La réussite de ce modèle de restaurant privé installé sur une plage publique a donné des idées à certains entrepreneurs comme Jamil Haddad, qui a lancé sa brasserie Colonel à Batroun en 2014. Cet été, il s’est allié avec la municipalité pour ouvrir « Colonel Reef », qui comprend une école de planche à voile et de sports aquatiques et un restaurant. Sans être obligés de consommer sur place, les clients peuvent manger, se baigner ou encore louer un kayak pour 10 000 livres l’heure. Jamil Haddad se dit « satisfait » du nombre de clients, qui atteint environ 100 personnes par jour pendant la semaine et 200 le week-end.

Rester sélect
En parallèle, certaines plages privées traditionnelles choisissent de maintenir leur réputation sélecte. À Beyrouth, les clients du restaurant Feluka du Sporting n’ont pas accès au complexe balnéaire, qui comprend deux piscines. « Ça ferait trop de monde », lâche Walid Abou Nassar, copropriétaire du complexe, qui préfère que les clients du beach club avec la « culture du vieux Beyrouth » restent entre eux. Cette année, le ticket d’entrée a augmenté de 21 % le week-end, à 45 000 livres libanaises (30 dollars), mais le prix de l’abonnement pour les cinq mois d’été n’a pas changé, à 833 dollars. « On veut encourager les clients à devenir membres pour maintenir un aspect “club” familial », souligne Walid Abou Nassar.

Une stratégie qui durera tant que le porte-monnaie des classes aisées n’est pas touché, estime Georges Boustany, propriétaire du Lazy B à Jiyeh. « Pour l’instant, ma clientèle résiste à la crise.

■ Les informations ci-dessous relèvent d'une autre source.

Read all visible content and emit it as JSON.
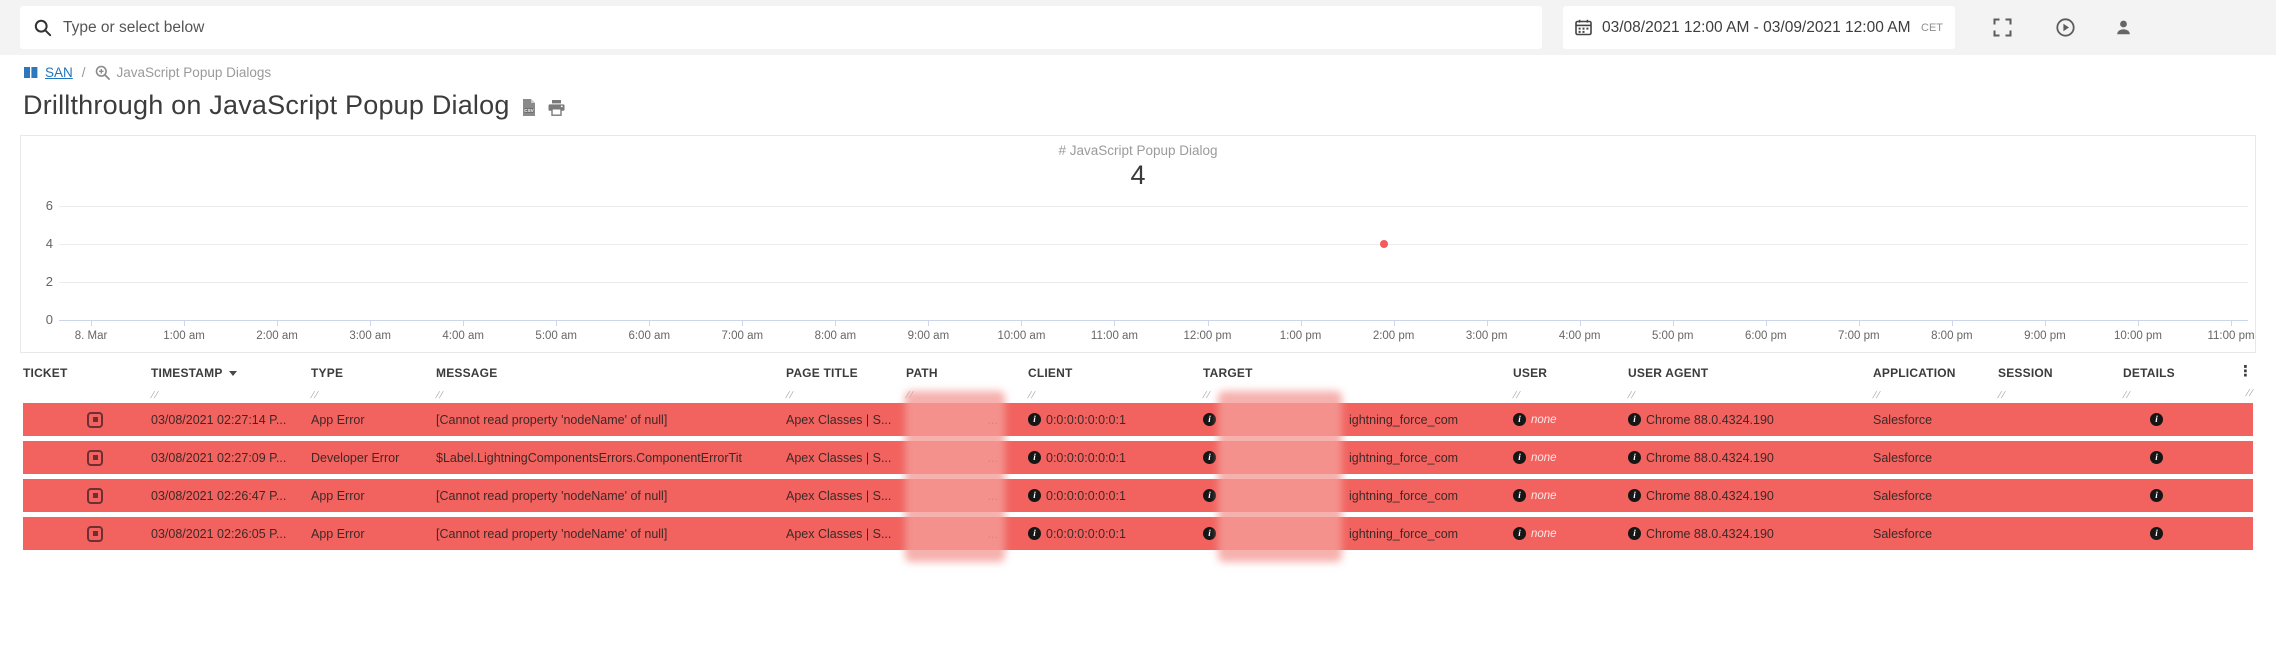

La moyenne de consommation a augmenté de 10 % chez moi cette année », indique-t-il, sans donner le chiffre exact de la consommation par personne à Lazy B, où le ticket d’entrée coûte 45 000 livres (30 dollars) le week-end et 35 000 livres (23 dollars) la semaine pour les adultes. Mais Georges Boustany s’inquiète des conséquences des nouvelles taxes promulguées le 21 août pour financer la hausse de la grille des salaires, notamment la hausse de la TVA de 10 % à 11 % effective à partir de début octobre. Il pense payer de sa poche la différence. « Je ne veux pas la répercuter sur mes clients, mais c’est problématique, car j’ai aussi des dépenses et cela réduira ma marge de bénéfices », s’alarme-t-il.